Cast: Prabhas, Shraddha Kapoor, Neil Nitin Mukesh, Mahesh Manjrekar, Chunkey Pandy, Jackie Shroff
Stars: 2 out of 5
“They are not going to stop until they kill us,” declares the swashbuckling hero Prabhas as he tries to protect his colleague and lover Shraddha Kapoor from a bunch of gun-toting villains spraying bullets indiscriminately in his new action thriller Saaho.
It’s a grim reality that could easily be extended to the audience who had to sit through the incredibly slick and star-powered, but spectacularly soulless film, directed by Sujeeth.
Swagger and style is no replacement for a solid, coherent story is a chief take after surviving this testosterone charged drivel. While you admire the beautifully, perfectly-timed car chases and vehicle explosions, your mind is likely to be blown away by the lack of content.
The movie opens in a futuristic and fictional place called Waaji City filled with criminals in the quest for power and shady deals.
There’s a vacuum when its patriarch played by Jackie Shroff is murdered by an insider from his conscience-starved clan and a bloody hustle for his replacement plays out. All the villains in Saaho are unidimensional and live in a morally reprehensible bubble where businessmen in suits maim their fathers in anger.
Between all this bloody carnage, there’s a convoluted bank robbery thrown into the mix. It’s almost impossible to keep up with the double crossing and triple crossing that play out in Saaho. At some point, you might even cease to care.
Unless you are a die-hard fan of Prabhas and adore witnessing souped-up cars and trucks being blown up randomly, you are unlikely to find any satisfaction in Saaho.
The romance in Saaho where a self-assured undercover cop hits on his fetching work partner Amritha Nair, played suitably by Kapoor, at her workplace is also deeply problematic. A dialogue which has Prabhas salaciously checking Amrutha out and comment that she is too pretty to be a police officer is blatantly sexist and disturbing to watch.

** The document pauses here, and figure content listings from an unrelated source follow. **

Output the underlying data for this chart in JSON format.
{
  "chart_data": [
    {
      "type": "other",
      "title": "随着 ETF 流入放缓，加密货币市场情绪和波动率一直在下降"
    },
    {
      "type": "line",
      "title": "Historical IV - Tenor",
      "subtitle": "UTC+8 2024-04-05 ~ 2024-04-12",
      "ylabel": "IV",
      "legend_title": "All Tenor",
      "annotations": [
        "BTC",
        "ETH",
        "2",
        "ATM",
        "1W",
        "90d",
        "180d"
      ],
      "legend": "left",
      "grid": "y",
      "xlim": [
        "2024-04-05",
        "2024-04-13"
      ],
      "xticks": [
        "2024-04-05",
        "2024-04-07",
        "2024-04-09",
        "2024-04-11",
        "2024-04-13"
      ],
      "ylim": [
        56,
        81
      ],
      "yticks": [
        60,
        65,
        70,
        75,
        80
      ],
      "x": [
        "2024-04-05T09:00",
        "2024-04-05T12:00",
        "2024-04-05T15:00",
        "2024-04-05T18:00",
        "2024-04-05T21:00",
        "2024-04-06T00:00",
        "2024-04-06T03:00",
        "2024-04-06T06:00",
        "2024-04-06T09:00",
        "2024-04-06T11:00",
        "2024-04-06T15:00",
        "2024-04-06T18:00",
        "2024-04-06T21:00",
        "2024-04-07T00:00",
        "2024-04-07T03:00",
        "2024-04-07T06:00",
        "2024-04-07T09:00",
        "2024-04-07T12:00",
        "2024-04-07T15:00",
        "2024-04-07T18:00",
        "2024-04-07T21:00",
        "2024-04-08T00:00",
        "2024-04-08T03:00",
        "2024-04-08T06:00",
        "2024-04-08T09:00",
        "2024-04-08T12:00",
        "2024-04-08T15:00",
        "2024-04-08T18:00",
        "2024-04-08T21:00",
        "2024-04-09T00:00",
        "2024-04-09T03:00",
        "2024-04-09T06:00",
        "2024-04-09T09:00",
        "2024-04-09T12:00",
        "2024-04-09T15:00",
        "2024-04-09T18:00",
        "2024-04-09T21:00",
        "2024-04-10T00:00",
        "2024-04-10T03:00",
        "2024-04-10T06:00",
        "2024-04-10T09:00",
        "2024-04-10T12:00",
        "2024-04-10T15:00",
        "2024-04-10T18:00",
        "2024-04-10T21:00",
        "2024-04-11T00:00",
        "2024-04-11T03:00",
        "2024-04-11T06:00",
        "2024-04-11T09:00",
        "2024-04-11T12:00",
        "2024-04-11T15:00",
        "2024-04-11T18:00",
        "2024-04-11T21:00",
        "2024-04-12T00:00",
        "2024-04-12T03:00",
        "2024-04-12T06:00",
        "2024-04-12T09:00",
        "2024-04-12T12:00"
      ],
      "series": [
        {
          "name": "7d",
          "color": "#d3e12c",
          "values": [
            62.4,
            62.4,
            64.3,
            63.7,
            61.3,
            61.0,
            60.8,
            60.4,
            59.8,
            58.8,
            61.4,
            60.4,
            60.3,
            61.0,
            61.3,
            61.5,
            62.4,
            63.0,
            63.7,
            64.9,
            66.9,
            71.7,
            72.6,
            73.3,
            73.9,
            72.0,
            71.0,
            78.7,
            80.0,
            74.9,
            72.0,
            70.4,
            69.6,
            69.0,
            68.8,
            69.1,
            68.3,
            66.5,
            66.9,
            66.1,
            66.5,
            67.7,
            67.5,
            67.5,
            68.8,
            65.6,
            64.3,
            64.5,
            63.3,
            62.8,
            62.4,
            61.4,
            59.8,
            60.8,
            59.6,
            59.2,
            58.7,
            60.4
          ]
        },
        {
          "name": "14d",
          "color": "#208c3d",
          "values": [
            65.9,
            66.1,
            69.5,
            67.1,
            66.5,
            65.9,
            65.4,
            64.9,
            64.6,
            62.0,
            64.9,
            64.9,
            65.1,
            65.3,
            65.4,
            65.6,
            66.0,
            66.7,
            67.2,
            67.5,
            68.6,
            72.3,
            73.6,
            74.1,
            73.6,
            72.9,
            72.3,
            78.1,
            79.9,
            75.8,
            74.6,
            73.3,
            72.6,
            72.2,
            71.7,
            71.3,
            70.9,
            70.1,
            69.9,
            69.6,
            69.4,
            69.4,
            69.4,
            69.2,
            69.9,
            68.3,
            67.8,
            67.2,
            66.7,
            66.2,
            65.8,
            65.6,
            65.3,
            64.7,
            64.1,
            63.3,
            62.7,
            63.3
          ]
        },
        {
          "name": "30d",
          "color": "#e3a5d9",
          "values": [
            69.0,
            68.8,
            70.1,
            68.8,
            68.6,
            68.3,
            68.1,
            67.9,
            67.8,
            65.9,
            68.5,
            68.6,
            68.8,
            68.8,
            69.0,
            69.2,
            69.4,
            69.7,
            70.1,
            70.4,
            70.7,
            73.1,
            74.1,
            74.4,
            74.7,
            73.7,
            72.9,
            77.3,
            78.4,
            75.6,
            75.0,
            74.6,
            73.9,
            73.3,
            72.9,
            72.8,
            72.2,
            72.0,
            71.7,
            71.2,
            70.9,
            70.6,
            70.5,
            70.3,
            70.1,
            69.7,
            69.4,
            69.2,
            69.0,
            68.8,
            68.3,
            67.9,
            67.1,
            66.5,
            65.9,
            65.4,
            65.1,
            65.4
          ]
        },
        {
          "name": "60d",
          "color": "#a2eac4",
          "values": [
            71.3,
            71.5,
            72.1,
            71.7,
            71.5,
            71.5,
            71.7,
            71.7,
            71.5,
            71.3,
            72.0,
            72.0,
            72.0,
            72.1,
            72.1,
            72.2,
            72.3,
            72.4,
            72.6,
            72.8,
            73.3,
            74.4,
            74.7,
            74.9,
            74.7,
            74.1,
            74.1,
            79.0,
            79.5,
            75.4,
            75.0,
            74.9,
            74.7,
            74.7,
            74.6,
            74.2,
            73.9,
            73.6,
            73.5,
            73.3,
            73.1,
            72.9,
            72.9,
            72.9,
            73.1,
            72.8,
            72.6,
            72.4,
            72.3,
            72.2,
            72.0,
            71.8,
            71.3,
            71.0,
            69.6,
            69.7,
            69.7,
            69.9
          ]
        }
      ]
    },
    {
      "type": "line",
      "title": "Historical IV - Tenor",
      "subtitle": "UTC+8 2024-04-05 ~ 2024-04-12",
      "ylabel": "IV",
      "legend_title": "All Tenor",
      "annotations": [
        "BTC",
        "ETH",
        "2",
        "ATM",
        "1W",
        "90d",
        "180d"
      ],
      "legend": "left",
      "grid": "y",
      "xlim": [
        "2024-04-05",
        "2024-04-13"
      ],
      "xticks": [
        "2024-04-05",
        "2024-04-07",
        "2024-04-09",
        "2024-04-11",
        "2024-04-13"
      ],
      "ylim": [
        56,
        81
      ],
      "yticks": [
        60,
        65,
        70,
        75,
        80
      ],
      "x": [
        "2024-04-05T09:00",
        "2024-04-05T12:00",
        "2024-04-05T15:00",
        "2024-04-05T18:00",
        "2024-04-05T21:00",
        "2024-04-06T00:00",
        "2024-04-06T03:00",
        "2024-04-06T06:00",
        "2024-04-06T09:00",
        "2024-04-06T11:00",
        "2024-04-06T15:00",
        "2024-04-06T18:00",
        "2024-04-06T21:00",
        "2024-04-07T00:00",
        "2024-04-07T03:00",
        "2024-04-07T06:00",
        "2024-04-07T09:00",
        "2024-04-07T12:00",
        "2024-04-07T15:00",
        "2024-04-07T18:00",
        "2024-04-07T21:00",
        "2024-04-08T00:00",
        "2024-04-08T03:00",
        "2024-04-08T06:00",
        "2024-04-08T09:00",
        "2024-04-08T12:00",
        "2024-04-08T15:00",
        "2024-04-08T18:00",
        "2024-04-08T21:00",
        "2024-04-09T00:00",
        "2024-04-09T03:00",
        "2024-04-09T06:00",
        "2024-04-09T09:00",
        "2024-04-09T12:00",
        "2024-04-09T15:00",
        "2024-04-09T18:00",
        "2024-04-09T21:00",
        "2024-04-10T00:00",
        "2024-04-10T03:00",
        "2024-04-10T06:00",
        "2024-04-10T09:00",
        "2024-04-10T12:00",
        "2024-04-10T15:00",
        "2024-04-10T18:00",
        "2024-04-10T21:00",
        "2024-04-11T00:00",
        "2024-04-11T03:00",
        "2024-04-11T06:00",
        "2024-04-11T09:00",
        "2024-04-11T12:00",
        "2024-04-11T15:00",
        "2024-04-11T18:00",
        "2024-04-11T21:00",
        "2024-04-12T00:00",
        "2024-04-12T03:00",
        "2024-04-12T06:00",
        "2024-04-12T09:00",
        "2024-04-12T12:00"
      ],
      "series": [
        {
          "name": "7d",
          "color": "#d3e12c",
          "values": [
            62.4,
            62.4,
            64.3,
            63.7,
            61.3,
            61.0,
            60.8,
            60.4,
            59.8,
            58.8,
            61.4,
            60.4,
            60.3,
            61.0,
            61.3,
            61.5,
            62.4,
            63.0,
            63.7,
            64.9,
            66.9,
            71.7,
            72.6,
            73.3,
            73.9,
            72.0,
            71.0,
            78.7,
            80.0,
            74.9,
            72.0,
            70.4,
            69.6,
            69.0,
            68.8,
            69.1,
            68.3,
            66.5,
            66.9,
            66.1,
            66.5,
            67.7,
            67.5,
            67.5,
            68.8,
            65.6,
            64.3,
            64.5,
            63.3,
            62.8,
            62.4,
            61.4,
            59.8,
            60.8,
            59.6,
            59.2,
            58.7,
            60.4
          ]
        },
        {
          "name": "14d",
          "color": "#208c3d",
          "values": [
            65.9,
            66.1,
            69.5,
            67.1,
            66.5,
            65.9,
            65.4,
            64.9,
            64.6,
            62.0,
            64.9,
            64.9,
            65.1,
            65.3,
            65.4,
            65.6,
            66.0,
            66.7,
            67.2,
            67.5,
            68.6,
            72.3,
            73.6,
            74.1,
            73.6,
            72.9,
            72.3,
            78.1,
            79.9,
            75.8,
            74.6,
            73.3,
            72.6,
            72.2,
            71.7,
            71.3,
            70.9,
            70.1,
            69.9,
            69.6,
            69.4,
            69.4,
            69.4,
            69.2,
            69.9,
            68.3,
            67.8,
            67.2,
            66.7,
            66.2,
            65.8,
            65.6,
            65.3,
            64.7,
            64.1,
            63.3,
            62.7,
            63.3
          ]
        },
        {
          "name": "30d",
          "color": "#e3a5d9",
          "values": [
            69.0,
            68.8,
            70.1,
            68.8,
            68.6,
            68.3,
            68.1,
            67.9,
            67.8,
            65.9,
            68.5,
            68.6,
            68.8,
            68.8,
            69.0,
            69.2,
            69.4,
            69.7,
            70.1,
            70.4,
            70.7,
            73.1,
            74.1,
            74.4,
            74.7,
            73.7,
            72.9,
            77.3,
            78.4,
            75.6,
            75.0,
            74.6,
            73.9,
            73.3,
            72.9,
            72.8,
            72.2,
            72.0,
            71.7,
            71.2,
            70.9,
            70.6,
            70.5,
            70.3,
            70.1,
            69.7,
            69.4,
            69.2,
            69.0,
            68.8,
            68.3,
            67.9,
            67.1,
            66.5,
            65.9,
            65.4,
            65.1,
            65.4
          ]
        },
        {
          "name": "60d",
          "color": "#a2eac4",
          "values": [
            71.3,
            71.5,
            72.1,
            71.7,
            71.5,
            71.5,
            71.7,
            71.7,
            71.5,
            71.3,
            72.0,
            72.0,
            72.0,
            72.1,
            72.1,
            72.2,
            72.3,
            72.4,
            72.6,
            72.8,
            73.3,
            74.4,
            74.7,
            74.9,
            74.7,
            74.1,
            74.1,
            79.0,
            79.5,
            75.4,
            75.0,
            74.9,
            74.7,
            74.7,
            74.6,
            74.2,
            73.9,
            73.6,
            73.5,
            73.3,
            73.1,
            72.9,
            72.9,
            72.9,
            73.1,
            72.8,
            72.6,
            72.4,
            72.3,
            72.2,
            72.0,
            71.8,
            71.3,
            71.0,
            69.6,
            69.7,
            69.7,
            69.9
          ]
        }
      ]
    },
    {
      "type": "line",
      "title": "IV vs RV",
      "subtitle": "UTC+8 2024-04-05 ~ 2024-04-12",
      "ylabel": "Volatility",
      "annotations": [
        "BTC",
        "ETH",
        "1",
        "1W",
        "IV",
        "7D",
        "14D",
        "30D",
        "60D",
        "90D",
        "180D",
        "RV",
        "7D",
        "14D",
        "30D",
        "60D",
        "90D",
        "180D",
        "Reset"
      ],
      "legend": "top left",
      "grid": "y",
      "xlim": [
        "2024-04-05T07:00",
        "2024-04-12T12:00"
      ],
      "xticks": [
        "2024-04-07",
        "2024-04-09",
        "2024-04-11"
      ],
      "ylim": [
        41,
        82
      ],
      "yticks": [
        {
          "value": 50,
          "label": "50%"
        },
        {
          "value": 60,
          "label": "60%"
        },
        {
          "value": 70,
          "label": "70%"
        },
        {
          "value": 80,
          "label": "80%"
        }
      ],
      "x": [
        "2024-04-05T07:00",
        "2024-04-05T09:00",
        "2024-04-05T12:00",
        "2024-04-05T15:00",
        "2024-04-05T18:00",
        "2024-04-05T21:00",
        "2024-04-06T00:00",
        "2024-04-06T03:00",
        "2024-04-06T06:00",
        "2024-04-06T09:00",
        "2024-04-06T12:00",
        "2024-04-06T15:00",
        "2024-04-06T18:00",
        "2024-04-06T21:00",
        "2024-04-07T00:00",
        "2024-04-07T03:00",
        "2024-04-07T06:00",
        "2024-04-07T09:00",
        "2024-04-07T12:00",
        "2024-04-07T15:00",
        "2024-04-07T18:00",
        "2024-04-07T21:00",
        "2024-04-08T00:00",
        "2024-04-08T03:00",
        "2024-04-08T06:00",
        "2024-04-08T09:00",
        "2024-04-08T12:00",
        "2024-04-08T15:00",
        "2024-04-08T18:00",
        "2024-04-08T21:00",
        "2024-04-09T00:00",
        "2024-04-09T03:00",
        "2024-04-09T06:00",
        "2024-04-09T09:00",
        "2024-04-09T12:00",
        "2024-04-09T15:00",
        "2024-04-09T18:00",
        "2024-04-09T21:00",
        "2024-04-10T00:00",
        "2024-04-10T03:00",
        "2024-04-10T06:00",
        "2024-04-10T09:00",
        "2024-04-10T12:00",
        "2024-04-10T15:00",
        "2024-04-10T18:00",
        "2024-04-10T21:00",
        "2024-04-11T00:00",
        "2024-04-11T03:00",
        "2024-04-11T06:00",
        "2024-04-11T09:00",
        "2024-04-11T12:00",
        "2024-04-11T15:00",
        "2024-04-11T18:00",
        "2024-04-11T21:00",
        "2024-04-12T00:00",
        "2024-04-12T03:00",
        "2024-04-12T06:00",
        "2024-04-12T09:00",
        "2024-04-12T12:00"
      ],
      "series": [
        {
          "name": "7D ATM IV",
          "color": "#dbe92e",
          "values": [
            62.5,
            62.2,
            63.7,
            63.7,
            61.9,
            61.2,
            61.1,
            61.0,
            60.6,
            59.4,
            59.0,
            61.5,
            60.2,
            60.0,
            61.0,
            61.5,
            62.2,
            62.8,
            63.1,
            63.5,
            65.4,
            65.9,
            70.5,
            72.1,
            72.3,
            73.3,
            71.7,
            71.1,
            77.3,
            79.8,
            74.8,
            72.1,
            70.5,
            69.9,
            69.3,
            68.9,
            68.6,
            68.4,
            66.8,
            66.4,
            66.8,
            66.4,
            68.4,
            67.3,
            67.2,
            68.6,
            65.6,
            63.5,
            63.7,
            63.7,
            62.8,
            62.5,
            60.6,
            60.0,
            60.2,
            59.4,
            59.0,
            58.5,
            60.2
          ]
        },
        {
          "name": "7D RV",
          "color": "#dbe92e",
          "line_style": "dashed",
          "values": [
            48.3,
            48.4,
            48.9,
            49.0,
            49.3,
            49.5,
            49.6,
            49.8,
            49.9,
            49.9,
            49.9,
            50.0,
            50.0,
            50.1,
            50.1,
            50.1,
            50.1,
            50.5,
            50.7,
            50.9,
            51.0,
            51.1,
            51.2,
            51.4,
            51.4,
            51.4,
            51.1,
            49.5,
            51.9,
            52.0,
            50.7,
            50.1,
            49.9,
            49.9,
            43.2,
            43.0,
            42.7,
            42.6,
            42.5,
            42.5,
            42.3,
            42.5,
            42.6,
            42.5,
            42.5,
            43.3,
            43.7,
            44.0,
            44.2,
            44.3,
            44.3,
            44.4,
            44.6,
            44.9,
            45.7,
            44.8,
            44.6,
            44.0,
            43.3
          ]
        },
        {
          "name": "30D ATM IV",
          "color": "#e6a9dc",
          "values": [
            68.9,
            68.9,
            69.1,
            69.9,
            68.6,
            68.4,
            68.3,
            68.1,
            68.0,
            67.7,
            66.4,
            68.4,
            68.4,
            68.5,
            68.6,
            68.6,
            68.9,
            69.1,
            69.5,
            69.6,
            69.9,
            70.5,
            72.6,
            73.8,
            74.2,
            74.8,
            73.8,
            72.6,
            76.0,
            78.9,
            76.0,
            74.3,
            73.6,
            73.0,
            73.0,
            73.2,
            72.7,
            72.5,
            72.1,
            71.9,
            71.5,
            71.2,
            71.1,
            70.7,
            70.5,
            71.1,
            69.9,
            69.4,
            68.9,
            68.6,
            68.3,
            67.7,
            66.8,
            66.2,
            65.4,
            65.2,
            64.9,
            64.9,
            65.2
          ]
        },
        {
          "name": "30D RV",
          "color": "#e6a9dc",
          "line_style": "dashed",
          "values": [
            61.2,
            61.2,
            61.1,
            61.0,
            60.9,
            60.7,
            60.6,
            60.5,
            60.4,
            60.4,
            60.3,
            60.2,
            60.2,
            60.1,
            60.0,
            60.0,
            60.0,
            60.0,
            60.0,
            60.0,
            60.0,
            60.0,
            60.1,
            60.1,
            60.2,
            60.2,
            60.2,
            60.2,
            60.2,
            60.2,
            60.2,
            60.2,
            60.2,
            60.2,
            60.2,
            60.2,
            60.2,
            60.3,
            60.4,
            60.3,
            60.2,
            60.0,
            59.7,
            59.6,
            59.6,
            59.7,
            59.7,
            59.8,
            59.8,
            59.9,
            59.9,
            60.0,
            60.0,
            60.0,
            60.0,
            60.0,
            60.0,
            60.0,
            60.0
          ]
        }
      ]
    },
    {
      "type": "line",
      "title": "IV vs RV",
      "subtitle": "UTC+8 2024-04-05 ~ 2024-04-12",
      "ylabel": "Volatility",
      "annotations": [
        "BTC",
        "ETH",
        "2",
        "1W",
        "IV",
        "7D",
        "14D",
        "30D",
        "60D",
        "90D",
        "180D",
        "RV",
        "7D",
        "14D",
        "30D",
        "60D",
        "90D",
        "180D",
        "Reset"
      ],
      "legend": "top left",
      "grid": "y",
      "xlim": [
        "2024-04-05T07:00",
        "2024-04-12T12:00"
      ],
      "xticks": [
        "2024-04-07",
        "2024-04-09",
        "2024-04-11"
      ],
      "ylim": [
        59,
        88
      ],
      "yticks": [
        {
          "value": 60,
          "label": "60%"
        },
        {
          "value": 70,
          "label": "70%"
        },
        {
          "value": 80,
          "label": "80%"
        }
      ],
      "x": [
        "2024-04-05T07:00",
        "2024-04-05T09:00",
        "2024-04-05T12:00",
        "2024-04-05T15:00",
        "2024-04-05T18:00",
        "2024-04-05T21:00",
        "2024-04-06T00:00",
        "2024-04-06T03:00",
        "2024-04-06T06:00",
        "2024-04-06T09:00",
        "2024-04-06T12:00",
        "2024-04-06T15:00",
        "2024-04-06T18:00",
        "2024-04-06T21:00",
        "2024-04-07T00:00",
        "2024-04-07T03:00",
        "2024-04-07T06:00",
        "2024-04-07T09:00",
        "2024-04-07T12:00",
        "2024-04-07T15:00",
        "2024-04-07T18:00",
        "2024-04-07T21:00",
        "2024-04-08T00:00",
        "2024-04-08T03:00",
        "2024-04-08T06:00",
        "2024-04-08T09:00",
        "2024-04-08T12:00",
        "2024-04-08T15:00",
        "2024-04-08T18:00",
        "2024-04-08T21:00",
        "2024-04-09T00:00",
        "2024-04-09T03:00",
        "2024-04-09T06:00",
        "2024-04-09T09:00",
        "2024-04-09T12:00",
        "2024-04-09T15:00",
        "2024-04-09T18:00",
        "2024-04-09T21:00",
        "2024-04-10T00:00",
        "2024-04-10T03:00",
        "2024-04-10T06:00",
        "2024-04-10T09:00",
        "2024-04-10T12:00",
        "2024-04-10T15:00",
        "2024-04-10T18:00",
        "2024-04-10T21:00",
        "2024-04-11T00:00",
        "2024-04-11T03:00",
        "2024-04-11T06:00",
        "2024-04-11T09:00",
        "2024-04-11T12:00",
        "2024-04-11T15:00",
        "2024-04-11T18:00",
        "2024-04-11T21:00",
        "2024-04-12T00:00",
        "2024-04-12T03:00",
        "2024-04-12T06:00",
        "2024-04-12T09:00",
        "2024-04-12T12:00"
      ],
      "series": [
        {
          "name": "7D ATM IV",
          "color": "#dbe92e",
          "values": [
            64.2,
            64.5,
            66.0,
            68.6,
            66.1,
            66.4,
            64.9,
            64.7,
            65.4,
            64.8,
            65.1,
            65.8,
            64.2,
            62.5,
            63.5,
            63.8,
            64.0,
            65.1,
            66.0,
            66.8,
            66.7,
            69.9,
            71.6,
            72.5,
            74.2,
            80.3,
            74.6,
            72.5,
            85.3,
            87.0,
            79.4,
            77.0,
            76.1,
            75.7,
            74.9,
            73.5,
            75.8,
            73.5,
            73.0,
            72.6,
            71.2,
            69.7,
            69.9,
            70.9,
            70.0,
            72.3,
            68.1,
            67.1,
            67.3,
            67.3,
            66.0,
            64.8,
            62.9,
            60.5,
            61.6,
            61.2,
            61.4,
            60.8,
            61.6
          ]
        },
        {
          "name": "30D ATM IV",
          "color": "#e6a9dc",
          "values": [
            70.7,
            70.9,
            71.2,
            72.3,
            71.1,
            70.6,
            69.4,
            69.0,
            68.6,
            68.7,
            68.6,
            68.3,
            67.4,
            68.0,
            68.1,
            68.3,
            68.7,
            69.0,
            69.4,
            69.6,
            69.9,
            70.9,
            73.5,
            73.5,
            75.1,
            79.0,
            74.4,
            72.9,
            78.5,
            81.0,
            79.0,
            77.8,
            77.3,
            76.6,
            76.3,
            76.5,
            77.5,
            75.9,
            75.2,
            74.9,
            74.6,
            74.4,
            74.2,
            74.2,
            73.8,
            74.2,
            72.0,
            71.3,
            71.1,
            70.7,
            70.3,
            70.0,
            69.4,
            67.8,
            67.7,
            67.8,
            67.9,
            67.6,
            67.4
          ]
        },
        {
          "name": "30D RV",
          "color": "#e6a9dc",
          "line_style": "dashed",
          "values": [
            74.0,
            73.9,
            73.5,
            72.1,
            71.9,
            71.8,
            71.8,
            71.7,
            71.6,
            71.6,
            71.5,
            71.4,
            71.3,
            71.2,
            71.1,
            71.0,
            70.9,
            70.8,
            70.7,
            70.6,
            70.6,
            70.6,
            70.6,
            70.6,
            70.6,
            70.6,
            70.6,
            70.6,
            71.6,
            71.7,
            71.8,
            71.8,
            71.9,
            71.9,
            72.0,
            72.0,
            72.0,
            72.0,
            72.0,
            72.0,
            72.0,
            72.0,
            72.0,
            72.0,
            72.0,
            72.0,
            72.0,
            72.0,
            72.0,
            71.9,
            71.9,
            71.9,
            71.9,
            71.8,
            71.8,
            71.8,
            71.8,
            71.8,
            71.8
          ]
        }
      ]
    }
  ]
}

Such toxic locker room talk has no place in a thriller purportedly set in a futuristic world.
But that isn’t the only thing that rubs you the wrong way. Dark complexioned villains in dreadlocks that spring out of nowhere during the inflated climax is a disappointing example of stereotypic certain ethnicities in films. Large beefy men with gigantic torsos and gargantuan tattoos are wholly charmless too. While Chunkey Pandey, Lal and Mahesh Manjrekar try to be menacing, they are let down by poorly-written lines. Hamming seems to be a bloody sport in Saaho.
There’s also a lot going on in Saaho. On the surface, it’s a mindless-and-ambitious action thriller, but it also aspires to be a romantic film laced with betrayal and deceit.
When things go south, they also insert swish songs where there’s ample skin and sun to be enjoyed. Songs with lyrics such as “you are a bad boy and I will be your bad girl” featuring a bodacious Jacqueline Fernandez in the tiniest denims shorts feels unwanted, especially in a film that would have benefitted a lot from trimming. Just short of three hours, Saaho is an exhausting film that focus on style and not substance.
While the action sequences set in Abu Dhabi, choreographed by Kenny Bates and the set designs by Sabu Cyril, are impressive, there’s little else going on for Saaho. Even a shirtless Prabhas gliding down a mountain like a superhero with gleaming torsos is a sight to behold, there’s no strong landing here. Watch this at your own risk.